Zone de minuit

Encore une pêche à vide…

La quatrième d'affilée en deux semaines. La faim se faisait de plus en plus grondante, mais ce n'était qu'un détail, il avait déjà connu des périodes de disette par le passé.

Son principal tourment se jouait à un autre niveau. Ce n'était pas seulement les proies de bonne qualité qui étaient introuvables ; même celles de qualité inférieure, normalement plus répandues, s'étaient raréfiées. Et ça c'était nouveau. Il était pourtant un pêcheur hors pair, il le savait, et ses sens étaient toujours aussi aiguisés qu'auparavant.

Ça n'était pas lui le problème, c'est l'environnement qui était différent. De nouvelles cavités s'étaient ouvertes, dont il ignorait jusque là l'existence. C'était normalement impossible, il était quasiment né avec les cavernes, et les arpentait depuis toujours. S'il avait été désarçonné en découvrant cela, il avait dû se faire à l'idée que c'était bien réel, que quelque chose avait changé. Et toutes les limules s'étaient engouffrées dans ces nouvelles failles, plus profondément que là où il pouvait les suivre. Et pour la première fois de son existence, il avait été étonné.

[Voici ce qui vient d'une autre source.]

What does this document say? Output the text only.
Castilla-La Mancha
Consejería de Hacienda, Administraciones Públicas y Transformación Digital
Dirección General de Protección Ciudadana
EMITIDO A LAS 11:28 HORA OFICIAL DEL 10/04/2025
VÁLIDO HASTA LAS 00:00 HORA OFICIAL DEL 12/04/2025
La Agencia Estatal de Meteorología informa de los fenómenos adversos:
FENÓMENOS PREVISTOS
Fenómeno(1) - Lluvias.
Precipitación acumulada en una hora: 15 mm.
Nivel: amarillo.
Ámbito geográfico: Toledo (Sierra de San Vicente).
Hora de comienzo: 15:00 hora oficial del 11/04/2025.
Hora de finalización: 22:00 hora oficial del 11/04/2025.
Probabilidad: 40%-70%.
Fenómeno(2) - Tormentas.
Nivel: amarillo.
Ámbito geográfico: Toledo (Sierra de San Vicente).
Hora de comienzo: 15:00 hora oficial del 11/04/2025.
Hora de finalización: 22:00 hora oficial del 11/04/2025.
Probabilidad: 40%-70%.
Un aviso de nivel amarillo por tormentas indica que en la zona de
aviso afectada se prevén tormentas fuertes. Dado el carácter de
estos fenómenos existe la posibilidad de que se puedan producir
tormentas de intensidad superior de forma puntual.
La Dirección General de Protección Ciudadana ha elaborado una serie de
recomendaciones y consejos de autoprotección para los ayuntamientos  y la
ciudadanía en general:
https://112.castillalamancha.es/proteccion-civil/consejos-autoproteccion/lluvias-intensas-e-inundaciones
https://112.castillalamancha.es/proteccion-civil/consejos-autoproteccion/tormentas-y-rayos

Étonné par cela, mais pas seulement. De plus en plus de phénomènes étranges se produisaient autour de lui ces derniers temps. Des humains avaient réussi à le trouver, étaient venus volontairement à lui. Ça aussi c'était inédit. Apparemment, c'était à la suite de la diffusion de sa nouvelle brochure. Il avait dû la refaire après que cette fondation ait retiré tous les anciens exemplaires de la circulation. Il s'était donné du mal pour cette nouvelle brochure, on y trouvait maintenant une reconstitution 3D de cerveau, mais aussi des images d'IRM fonctionnelle. C'est vrai qu'elle était de belle facture ! Mas il n'avait pas imaginé que les humains se la partageraient à ce point là, une histoire de diffusion sur les "réseaux" qu'il n'avait pas bien compris, mais apparemment sa nouvelle brochure était célèbre.

Et voilà que maintenant ces gens le pistaient, le harcelaient, en demande de plus de limules. Apparemment ils avaient eux aussi conscience des nouvelles ouvertures, et voulaient y envoyer des limules pour y creuser plus profondément. Lui, le chasseur, était devenu la proie. Il avait bien essayé de leur expliquer qu'il n'était pas fournisseur, puis d'en pêcher un ou deux pour les effrayer, mais cela n'avait fait que redoubler leur intérêt, et n'avait même pas soulagé sa faim. Il avait beau fuir, se cacher, que ce soit sur terre ou en mer, il était perpétuellement suivi, à pieds, en voiture ou en bateau. Et les fonds marins n'étaient pas une solution pérenne, car alors c'est la faim qui le tiraillait, de plus en plus à chaque seconde écoulée. Et pour la première fois de son existence, il avait peur.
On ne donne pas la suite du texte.